From the same folks behind Good Hombres and Campechano comes this elegant dinnertime spot specializing in antojitos: small bites that, when eaten many at a time, easily constitute as a full meal.
More spacious than its two other counterparts, the restaurant has transformed the former digs of the beloved watering hole No One Writes to the Colonel into date-worthy destination with hanging ceramic light fixtures and a playlist of Latin American tunes.
While antojitos are incredibly common in Mexico, Toronto's understanding of the concept is limited mostly to its most famous iterations: tacos and quesadillas.
You'll find both on the menu here, along with a number of other bites made from masa dough, the same one being from Mexican heirloom corn being ground up at Good Hombres.
The main difference with tortillas here is that you'll find a handful of totally unique and colourful versions, aside from the regular corn and blue corn ones, being heated up on the cal-rubbed comal in the kitchen.

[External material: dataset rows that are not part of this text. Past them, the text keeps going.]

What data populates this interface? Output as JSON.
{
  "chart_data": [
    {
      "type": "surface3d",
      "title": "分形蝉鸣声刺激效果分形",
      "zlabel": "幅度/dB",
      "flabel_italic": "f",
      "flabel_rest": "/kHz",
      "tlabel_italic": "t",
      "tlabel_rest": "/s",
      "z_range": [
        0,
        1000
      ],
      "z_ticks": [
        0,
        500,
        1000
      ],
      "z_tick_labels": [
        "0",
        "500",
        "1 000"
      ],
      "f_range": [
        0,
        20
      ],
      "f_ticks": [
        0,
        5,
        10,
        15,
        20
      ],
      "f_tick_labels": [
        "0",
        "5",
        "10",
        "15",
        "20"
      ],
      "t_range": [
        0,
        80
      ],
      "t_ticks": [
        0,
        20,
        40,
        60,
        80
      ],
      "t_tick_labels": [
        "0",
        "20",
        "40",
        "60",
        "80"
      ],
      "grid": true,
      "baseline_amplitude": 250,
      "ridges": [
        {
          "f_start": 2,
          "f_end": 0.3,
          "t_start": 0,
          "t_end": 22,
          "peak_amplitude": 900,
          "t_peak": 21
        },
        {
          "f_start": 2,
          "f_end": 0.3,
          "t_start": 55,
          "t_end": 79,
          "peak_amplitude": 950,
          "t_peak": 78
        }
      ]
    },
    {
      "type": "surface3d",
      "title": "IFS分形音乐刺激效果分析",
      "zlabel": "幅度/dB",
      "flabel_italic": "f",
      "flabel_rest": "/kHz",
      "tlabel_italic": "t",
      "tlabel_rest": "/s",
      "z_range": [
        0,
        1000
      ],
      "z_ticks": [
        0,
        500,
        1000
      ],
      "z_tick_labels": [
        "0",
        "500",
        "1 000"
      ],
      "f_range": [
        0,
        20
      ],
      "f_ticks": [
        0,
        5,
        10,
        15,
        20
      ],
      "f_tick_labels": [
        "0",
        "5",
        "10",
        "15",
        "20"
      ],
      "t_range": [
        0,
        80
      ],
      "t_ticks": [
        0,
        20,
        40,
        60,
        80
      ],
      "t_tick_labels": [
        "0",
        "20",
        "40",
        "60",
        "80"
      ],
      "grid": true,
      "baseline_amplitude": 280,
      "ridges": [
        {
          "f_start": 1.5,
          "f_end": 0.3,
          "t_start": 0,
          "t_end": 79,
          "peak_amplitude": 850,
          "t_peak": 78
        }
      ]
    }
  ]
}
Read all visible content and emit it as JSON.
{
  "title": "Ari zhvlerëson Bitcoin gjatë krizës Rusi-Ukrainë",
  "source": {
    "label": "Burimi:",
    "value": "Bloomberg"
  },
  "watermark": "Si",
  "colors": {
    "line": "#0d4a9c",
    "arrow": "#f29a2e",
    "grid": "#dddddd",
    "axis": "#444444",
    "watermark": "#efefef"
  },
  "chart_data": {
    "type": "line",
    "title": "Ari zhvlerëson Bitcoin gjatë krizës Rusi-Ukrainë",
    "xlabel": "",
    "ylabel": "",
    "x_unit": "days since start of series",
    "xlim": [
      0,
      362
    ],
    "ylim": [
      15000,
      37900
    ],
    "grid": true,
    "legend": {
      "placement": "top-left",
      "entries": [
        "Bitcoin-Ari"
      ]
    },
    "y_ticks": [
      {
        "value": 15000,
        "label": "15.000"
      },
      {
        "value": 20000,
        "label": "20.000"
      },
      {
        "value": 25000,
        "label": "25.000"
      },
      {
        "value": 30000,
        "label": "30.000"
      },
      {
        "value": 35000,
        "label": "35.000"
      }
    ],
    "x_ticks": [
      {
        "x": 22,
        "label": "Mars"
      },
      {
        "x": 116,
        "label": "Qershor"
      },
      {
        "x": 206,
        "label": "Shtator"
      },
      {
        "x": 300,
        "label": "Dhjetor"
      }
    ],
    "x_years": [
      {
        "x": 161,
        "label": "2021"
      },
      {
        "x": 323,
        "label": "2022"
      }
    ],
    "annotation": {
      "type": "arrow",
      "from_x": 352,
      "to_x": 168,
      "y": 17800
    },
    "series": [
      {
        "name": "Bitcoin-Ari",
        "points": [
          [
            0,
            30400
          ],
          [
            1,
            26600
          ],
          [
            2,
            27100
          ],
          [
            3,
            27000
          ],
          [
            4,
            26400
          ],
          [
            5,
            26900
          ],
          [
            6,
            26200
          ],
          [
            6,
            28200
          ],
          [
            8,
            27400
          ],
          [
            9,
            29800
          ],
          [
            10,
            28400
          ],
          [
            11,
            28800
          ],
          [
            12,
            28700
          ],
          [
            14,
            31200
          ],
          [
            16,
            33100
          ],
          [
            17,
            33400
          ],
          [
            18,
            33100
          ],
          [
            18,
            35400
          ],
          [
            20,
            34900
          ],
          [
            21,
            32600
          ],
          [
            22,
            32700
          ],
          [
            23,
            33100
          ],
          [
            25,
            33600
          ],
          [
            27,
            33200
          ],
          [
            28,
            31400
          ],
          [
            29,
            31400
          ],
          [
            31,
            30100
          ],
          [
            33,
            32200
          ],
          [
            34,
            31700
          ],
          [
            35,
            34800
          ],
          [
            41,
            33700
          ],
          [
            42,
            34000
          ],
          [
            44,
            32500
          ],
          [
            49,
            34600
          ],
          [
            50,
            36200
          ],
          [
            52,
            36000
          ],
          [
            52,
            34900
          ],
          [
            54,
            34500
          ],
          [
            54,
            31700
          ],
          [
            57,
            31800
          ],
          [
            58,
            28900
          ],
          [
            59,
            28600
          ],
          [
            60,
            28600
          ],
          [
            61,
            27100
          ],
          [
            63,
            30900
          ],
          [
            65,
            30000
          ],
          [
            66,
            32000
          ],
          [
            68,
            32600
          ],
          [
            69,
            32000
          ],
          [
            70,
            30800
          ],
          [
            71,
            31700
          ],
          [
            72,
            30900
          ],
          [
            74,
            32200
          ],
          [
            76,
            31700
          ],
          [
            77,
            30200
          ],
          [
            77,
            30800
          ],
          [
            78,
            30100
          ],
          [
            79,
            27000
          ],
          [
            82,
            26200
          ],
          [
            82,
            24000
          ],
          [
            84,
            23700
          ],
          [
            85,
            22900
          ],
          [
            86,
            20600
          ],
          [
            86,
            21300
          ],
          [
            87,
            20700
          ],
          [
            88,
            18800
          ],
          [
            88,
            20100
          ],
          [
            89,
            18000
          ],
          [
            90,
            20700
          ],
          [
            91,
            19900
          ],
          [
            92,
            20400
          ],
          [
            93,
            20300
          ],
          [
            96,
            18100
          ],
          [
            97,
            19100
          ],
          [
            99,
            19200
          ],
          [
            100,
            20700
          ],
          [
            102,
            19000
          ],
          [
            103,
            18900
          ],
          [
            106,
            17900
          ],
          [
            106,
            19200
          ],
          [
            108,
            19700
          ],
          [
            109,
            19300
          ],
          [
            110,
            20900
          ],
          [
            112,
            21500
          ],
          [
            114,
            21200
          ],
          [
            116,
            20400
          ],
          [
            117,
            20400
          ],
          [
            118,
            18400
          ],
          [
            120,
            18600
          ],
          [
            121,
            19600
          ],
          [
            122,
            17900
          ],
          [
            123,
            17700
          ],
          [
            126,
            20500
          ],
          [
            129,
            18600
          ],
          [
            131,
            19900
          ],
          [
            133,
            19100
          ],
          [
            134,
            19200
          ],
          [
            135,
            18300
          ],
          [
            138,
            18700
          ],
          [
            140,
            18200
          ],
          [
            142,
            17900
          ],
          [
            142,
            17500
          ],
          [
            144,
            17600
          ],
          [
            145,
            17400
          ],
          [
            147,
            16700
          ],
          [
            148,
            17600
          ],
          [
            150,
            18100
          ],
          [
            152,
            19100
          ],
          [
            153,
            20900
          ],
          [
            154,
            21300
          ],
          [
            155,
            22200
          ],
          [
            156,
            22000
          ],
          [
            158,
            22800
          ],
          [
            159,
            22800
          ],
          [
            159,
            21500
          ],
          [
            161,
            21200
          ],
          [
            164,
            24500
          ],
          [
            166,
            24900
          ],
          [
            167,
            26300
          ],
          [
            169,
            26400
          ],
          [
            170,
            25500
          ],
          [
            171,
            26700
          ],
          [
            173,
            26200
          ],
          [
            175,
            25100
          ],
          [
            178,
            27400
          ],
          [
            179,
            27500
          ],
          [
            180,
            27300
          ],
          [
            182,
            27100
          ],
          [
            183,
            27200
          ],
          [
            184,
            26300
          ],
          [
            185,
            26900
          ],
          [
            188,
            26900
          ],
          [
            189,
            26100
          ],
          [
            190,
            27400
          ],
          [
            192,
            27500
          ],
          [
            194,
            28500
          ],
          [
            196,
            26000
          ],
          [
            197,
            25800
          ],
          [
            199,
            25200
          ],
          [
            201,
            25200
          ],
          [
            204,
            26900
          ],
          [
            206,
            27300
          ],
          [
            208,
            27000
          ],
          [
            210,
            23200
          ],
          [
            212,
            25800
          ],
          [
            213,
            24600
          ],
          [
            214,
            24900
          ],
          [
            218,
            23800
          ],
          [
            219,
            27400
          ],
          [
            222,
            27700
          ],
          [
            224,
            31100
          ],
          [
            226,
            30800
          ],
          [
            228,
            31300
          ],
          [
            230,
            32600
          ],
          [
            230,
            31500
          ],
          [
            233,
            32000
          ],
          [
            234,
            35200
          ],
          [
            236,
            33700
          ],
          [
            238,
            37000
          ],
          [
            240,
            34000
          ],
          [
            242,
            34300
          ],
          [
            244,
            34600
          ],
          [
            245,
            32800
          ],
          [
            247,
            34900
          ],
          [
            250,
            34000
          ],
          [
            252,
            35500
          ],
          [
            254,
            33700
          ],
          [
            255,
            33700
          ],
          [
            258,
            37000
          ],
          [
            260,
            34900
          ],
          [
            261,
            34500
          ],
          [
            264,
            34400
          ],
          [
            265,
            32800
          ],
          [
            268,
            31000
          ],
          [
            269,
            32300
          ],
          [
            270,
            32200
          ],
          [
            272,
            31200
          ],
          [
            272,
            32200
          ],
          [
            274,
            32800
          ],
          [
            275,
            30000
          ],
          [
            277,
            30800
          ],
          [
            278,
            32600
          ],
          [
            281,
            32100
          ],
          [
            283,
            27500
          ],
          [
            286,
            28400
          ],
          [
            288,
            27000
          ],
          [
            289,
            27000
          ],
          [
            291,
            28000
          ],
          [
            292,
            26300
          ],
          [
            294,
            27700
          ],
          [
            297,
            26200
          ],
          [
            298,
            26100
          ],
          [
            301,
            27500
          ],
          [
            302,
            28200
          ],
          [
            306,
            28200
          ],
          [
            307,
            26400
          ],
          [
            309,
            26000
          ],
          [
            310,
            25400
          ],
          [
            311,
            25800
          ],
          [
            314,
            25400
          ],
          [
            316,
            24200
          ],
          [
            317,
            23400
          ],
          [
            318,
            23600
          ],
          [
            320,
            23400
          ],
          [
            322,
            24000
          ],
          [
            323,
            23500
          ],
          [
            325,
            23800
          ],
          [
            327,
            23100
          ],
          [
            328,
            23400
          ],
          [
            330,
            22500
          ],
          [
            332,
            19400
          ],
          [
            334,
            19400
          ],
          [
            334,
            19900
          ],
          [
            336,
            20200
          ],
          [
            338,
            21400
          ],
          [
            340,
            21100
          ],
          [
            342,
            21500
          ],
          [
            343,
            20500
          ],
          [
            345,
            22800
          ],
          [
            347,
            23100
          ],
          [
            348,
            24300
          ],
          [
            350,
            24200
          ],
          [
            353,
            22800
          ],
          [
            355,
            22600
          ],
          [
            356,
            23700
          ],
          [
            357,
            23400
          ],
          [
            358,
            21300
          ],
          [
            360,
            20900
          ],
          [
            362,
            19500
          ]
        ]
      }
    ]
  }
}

The sope de pollo ($7) is an open-faced green tortilla (it gets its colour from the cilantro-mixed masa) piled high with tinga chicken stewed with chipotle, beans, salsa mocajete, crema, and cotija cheese.
The empanada ($8) gets its colour from squid ink. It's stuffed with delicious cheese, chorizo, drizzled with crema, and served with a side of guac and salsa.
Tetela de frijol y queso ($7) gets its warm red colour from its chipotle masa.
This triangular pocket is stuffed with beans, fresh cheese, and habanero salsa.
The infladita ($7), also using black squid ink masa, is a crispy, deep-fried sandwich filled with trout, guac, and onions.
The biggest portion on the menu is the tacos de birria ($22), which comes with a basket of regular tortillas to go with delicious wood-fired short ribs that have been slow cooked in the barbeque outside.
Aguachile ($17), made with trout, delivers an addictive kick thanks to cascabel chilis and jalapeno.
The ceviche ($15) is actually much less spicy, and fishier, also using trout.
The cocktail menu revolves around tequila and mezcal.
My favourite is the Avocado Toast ($14), which actually uses takes old avocado pits from the kitchen, toasts them, and turns the shreds into a syrup for this drink.
The pink Buena Copa old fashioned ($14) with mezcal, hibiscus and mole bitters.
Rosa Blanco ($12) is a tall tequila drink with white vermouth, grapefruit and soda.
Turn any order of beer into a valentina and arbol michelada for an extra $3.